Na primeira viagem, os cientistas encontraram, fotografaram e coletaram os dois bichos em dois locais distintos. A espécie maior, P. callipterus, caracterizada por uma coloração única que a diferencia das demais para o gênero foi encontrada em uma área do riacho Canadá, no rio Juma. O animal vive em águas escuras, com alta concentração de folhas em decomposição —por isso a coloração negra.
Já P. rhizophilus foi coletado em dois locais, na cachoeira Paredão, também no rio Juma, mas vivendo próximo a árvores com raízes aquáticas (igarapés), daí o seu nome (“rizo”, do grego, raiz, e “philos”, gostar de). O animal é tão pequeno que consegue inclusive se esconder nos buracos entre as raízes, explica Ohara.
Segundo o ictiólogo (especialista em peixes), é provável que ainda haja outras espécies a serem descobertas na região, uma vez que para esses animais, quedas, cachoeiras e outras barreiras geográficas podem levar à especiação. “Provavelmente a presença dessas espécies lá esteja relacionada a essa cachoeira, e podem ter outras ainda sem serem descobertas”, disse.

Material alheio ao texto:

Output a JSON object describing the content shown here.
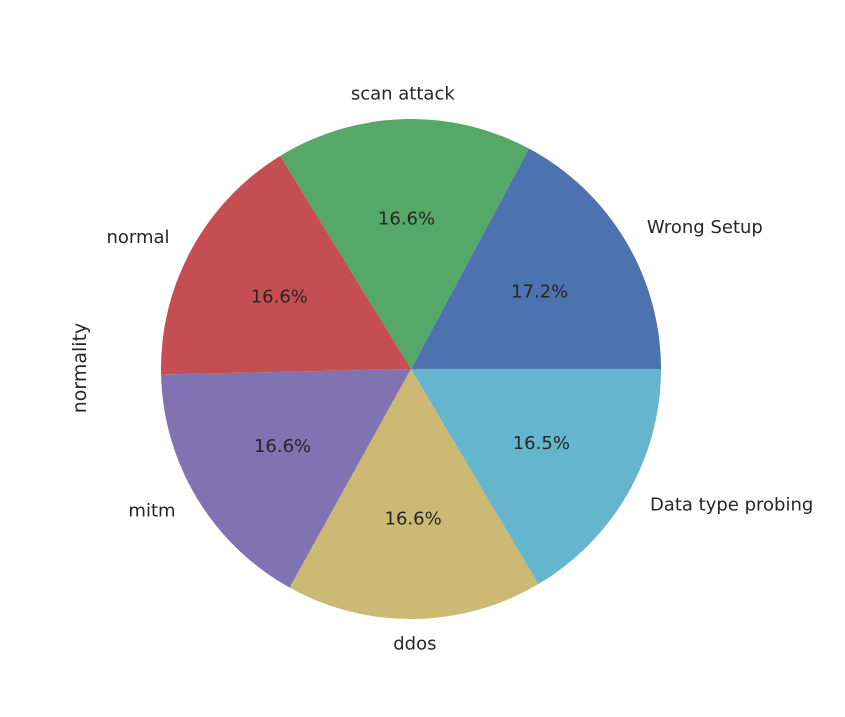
{
  "chart_data": {
    "type": "pie",
    "ylabel": "normality",
    "start_angle": 0,
    "direction": "counterclockwise",
    "slices": [
      {
        "label": "Wrong Setup",
        "value": 17.2,
        "pct_text": "17.2%",
        "color": "#4C72B0"
      },
      {
        "label": "scan attack",
        "value": 16.6,
        "pct_text": "16.6%",
        "color": "#55A868"
      },
      {
        "label": "normal",
        "value": 16.6,
        "pct_text": "16.6%",
        "color": "#C44E52"
      },
      {
        "label": "mitm",
        "value": 16.6,
        "pct_text": "16.6%",
        "color": "#8172B2"
      },
      {
        "label": "ddos",
        "value": 16.6,
        "pct_text": "16.6%",
        "color": "#CCB974"
      },
      {
        "label": "Data type probing",
        "value": 16.5,
        "pct_text": "16.5%",
        "color": "#64B5CD"
      }
    ]
  }
}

Porém, a velocidade com que os cientistas conseguem estudar e descrever uma espécie nova é sempre infinitamente menor do que a velocidade com que avança o desmatamento, afirma Ohara. “O sul do Amazonas, norte de Mato Grosso e Rondônia sempre fizeram parte do chamado arco do desmatamento, mas essa região do Apuí, infelizmente, nos últimos anos viu crescer o desmatamento principalmente pela especulação [de terra] e por causa do escoamento da carne de boi”, disse.
Isso pôde ser visto até no curto intervalo de cerca de um ano até a segunda expedição, em 2016, quando os pesquisadores procuraram, mas não encontraram mais indivíduos da espécie P. callipterus em outros locais ao longo do rio Juma, apenas na área delimitada de aproximadamente 4 km² onde foi visto pela primeira vez.

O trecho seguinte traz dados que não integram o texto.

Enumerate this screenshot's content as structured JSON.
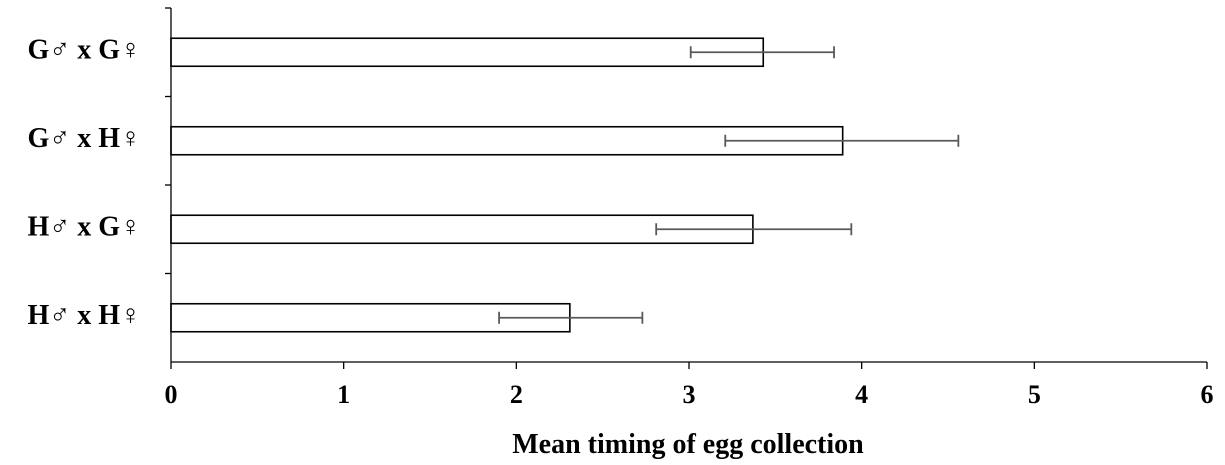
{
  "chart_data": {
    "type": "bar",
    "orientation": "horizontal",
    "categories": [
      "G♂ x G♀",
      "G♂ x H♀",
      "H♂ x G♀",
      "H♂ x H♀"
    ],
    "values": [
      3.43,
      3.89,
      3.37,
      2.31
    ],
    "errors": [
      {
        "low": 3.01,
        "high": 3.84
      },
      {
        "low": 3.21,
        "high": 4.56
      },
      {
        "low": 2.81,
        "high": 3.94
      },
      {
        "low": 1.9,
        "high": 2.73
      }
    ],
    "title": "",
    "xlabel": "Mean timing of egg collection",
    "ylabel": "",
    "xlim": [
      0,
      6
    ],
    "xticks": [
      "0",
      "1",
      "2",
      "3",
      "4",
      "5",
      "6"
    ],
    "grid": false,
    "legend": "none",
    "colors": {
      "bar_fill": "#ffffff",
      "bar_stroke": "#000000",
      "error_bar": "#595959",
      "axis": "#000000"
    }
  }
}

Segundo os autores, o forte impacto ambiental na região à época e, agora, mais intensificado devido aos incêndios recentes na região, fez com que a classificação apresentada no artigo fosse de “criticamente ameaçado” para P. callipterus, e “altamente ameaçada”, para P. rhizophilus.
Outro problema que os dois peixinhos enfrentam é o aquariofilismo. Por serem considerados ornamentais, devido a sua coloração chamativa e serem muito visados pelos colecionadores dos peixes “flechas” (darters, em inglês) sul-americanos, é provável que a comercialização dos animais os coloque em ainda maior risco de extinção.
Para Pastana, falta no país uma cultura de valorização do acervo científico e biológico, como é observado em outros locais do mundo. “Essas são as duas primeiras espécies do grupo descritas em 57 anos. Perder qualquer uma delas devido ao desmatamento seria como perder uma obra de arte em um museu, é parte de um acervo que não volta mais”, diz.
Uma das formas de conseguir aumentar a popularidade de pesquisas como essa é criar um espaço que chame a atenção no meio digital, onde está toda e qualquer interação humana hoje.
Por causa disso, Pastana e outros colegas do Museu de Zoologia da USP criaram a página do Instagram “Peixe ao Quadrado” (@peixe.aoquadrado), onde divulgam novas espécies de peixes descobertas em formato pixelado. “É uma forma que lembra um videogame, e acaba atraindo a atenção de pessoas mais jovens, que gostam desse universo geek”, disse, afirmando esperar que isso possa ajudar a criar uma cultura de valorização da biodiversidade no país.
A informação é do jornal Folha de São Paulo.